Government agency complaints soar
A leading public sector watchdog has reported a major increase in the number of complaints against the Northern Ireland government and its agencies.
Northern Ireland Ombudsman Dr Tom Frawley said there had been a 15.4% jump in complaints to his office in the last year, and an increase in cases where he had detected poor administration or a failure to follow rules.
His annual report also included stinging criticism of the Planning Service which he said continued to make the same basic errors he has been highlighting for years.
Dr Frawley said the tougher economic climate underlined the need for efficiency in publicly funded organisations.
"I recognise that in the present economic climate public services are tested, as government and senior management seek even greater economy and efficiency," he said.

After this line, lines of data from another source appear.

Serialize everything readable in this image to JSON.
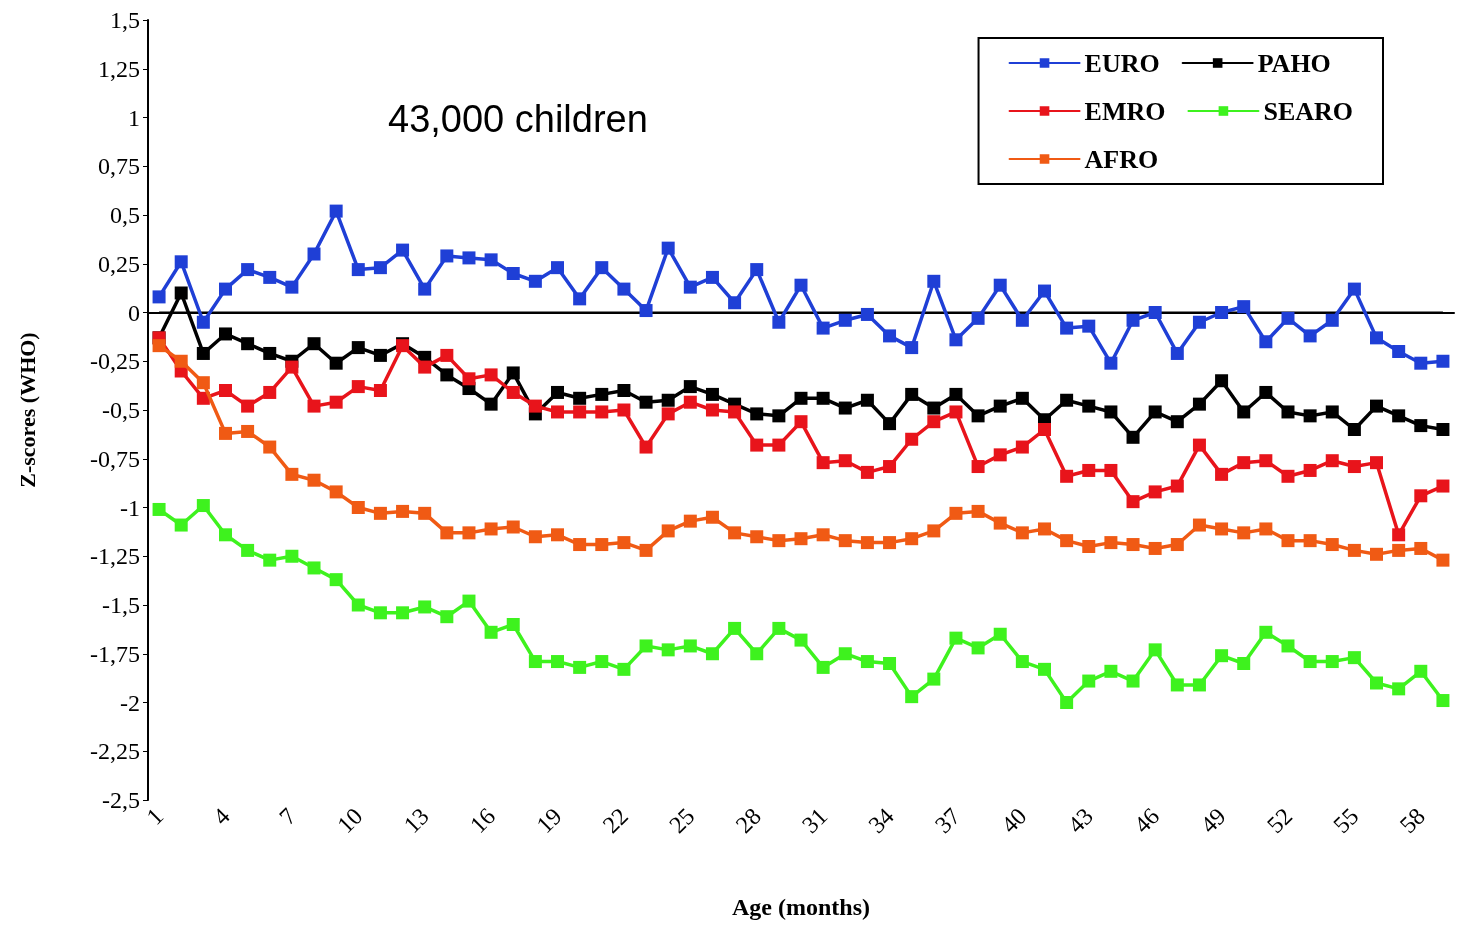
{
  "chart_data": {
    "type": "line",
    "xlabel": "Age (months)",
    "ylabel": "Z-scores (WHO)",
    "annotations": [
      "43,000 children"
    ],
    "categories": [
      "1",
      null,
      null,
      "4",
      null,
      null,
      "7",
      null,
      null,
      "10",
      null,
      null,
      "13",
      null,
      null,
      "16",
      null,
      null,
      "19",
      null,
      null,
      "22",
      null,
      null,
      "25",
      null,
      null,
      "28",
      null,
      null,
      "31",
      null,
      null,
      "34",
      null,
      null,
      "37",
      null,
      null,
      "40",
      null,
      null,
      "43",
      null,
      null,
      "46",
      null,
      null,
      "49",
      null,
      null,
      "52",
      null,
      null,
      "55",
      null,
      null,
      "58",
      null
    ],
    "ylim": [
      -2.5,
      1.5
    ],
    "yticks": [
      {
        "value": 1.5,
        "label": "1,5"
      },
      {
        "value": 1.25,
        "label": "1,25"
      },
      1,
      {
        "value": 0.75,
        "label": "0,75"
      },
      {
        "value": 0.5,
        "label": "0,5"
      },
      {
        "value": 0.25,
        "label": "0,25"
      },
      0,
      {
        "value": -0.25,
        "label": "-0,25"
      },
      {
        "value": -0.5,
        "label": "-0,5"
      },
      {
        "value": -0.75,
        "label": "-0,75"
      },
      -1,
      {
        "value": -1.25,
        "label": "-1,25"
      },
      {
        "value": -1.5,
        "label": "-1,5"
      },
      {
        "value": -1.75,
        "label": "-1,75"
      },
      -2,
      {
        "value": -2.25,
        "label": "-2,25"
      },
      {
        "value": -2.5,
        "label": "-2,5"
      }
    ],
    "ref_lines": [
      {
        "axis": "y",
        "value": 0,
        "color": "#000000"
      }
    ],
    "grid": false,
    "legend": "top right",
    "marker": "square",
    "line_style": "solid",
    "series": [
      {
        "name": "EURO",
        "color": "#1f3fd6",
        "values": [
          0.08,
          0.26,
          -0.05,
          0.12,
          0.22,
          0.18,
          0.13,
          0.3,
          0.52,
          0.22,
          0.23,
          0.32,
          0.12,
          0.29,
          0.28,
          0.27,
          0.2,
          0.16,
          0.23,
          0.07,
          0.23,
          0.12,
          0.01,
          0.33,
          0.13,
          0.18,
          0.05,
          0.22,
          -0.05,
          0.14,
          -0.08,
          -0.04,
          -0.01,
          -0.12,
          -0.18,
          0.16,
          -0.14,
          -0.03,
          0.14,
          -0.04,
          0.11,
          -0.08,
          -0.07,
          -0.26,
          -0.04,
          0,
          -0.21,
          -0.05,
          0,
          0.03,
          -0.15,
          -0.03,
          -0.12,
          -0.04,
          0.12,
          -0.13,
          -0.2,
          -0.26,
          -0.25
        ]
      },
      {
        "name": "PAHO",
        "color": "#000000",
        "values": [
          -0.13,
          0.1,
          -0.21,
          -0.11,
          -0.16,
          -0.21,
          -0.25,
          -0.16,
          -0.26,
          -0.18,
          -0.22,
          -0.16,
          -0.23,
          -0.32,
          -0.39,
          -0.47,
          -0.31,
          -0.52,
          -0.41,
          -0.44,
          -0.42,
          -0.4,
          -0.46,
          -0.45,
          -0.38,
          -0.42,
          -0.47,
          -0.52,
          -0.53,
          -0.44,
          -0.44,
          -0.49,
          -0.45,
          -0.57,
          -0.42,
          -0.49,
          -0.42,
          -0.53,
          -0.48,
          -0.44,
          -0.55,
          -0.45,
          -0.48,
          -0.51,
          -0.64,
          -0.51,
          -0.56,
          -0.47,
          -0.35,
          -0.51,
          -0.41,
          -0.51,
          -0.53,
          -0.51,
          -0.6,
          -0.48,
          -0.53,
          -0.58,
          -0.6
        ]
      },
      {
        "name": "EMRO",
        "color": "#e8141b",
        "values": [
          -0.13,
          -0.3,
          -0.44,
          -0.4,
          -0.48,
          -0.41,
          -0.28,
          -0.48,
          -0.46,
          -0.38,
          -0.4,
          -0.17,
          -0.28,
          -0.22,
          -0.34,
          -0.32,
          -0.41,
          -0.48,
          -0.51,
          -0.51,
          -0.51,
          -0.5,
          -0.69,
          -0.52,
          -0.46,
          -0.5,
          -0.51,
          -0.68,
          -0.68,
          -0.56,
          -0.77,
          -0.76,
          -0.82,
          -0.79,
          -0.65,
          -0.56,
          -0.51,
          -0.79,
          -0.73,
          -0.69,
          -0.6,
          -0.84,
          -0.81,
          -0.81,
          -0.97,
          -0.92,
          -0.89,
          -0.68,
          -0.83,
          -0.77,
          -0.76,
          -0.84,
          -0.81,
          -0.76,
          -0.79,
          -0.77,
          -1.14,
          -0.94,
          -0.89
        ]
      },
      {
        "name": "SEARO",
        "color": "#3ef21e",
        "values": [
          -1.01,
          -1.09,
          -0.99,
          -1.14,
          -1.22,
          -1.27,
          -1.25,
          -1.31,
          -1.37,
          -1.5,
          -1.54,
          -1.54,
          -1.51,
          -1.56,
          -1.48,
          -1.64,
          -1.6,
          -1.79,
          -1.79,
          -1.82,
          -1.79,
          -1.83,
          -1.71,
          -1.73,
          -1.71,
          -1.75,
          -1.62,
          -1.75,
          -1.62,
          -1.68,
          -1.82,
          -1.75,
          -1.79,
          -1.8,
          -1.97,
          -1.88,
          -1.67,
          -1.72,
          -1.65,
          -1.79,
          -1.83,
          -2.0,
          -1.89,
          -1.84,
          -1.89,
          -1.73,
          -1.91,
          -1.91,
          -1.76,
          -1.8,
          -1.64,
          -1.71,
          -1.79,
          -1.79,
          -1.77,
          -1.9,
          -1.93,
          -1.84,
          -1.99
        ]
      },
      {
        "name": "AFRO",
        "color": "#f05a14",
        "values": [
          -0.17,
          -0.25,
          -0.36,
          -0.62,
          -0.61,
          -0.69,
          -0.83,
          -0.86,
          -0.92,
          -1.0,
          -1.03,
          -1.02,
          -1.03,
          -1.13,
          -1.13,
          -1.11,
          -1.1,
          -1.15,
          -1.14,
          -1.19,
          -1.19,
          -1.18,
          -1.22,
          -1.12,
          -1.07,
          -1.05,
          -1.13,
          -1.15,
          -1.17,
          -1.16,
          -1.14,
          -1.17,
          -1.18,
          -1.18,
          -1.16,
          -1.12,
          -1.03,
          -1.02,
          -1.08,
          -1.13,
          -1.11,
          -1.17,
          -1.2,
          -1.18,
          -1.19,
          -1.21,
          -1.19,
          -1.09,
          -1.11,
          -1.13,
          -1.11,
          -1.17,
          -1.17,
          -1.19,
          -1.22,
          -1.24,
          -1.22,
          -1.21,
          -1.27
        ]
      }
    ]
  }
}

"At such times statutory requirements, the needs of individual citizens and the quality of the delivery of public services can, if we are not vigilant, become secondary.
"In such challenging times, my office provides an impartial mechanism for ensuring redress, where appropriate, to the individual citizen."
The ombudsman said his office received 681 written complaints. It was an increase in workload which was related partly to a 120% rise in complaints against the health service, though this was attributed to a change in how health-linked complaints were handled.
But his report also noted a jump in the number of maladministration cases in the Assembly and against the health service. Poor administration rulings were made in 21 cases at the Assembly, compared with 10 in the previous year. There were 23 rulings in the health sector, compared with 10 the previous year.
In his annual report he said he was concerned at basic flaws that continued to surface in the Planning Service.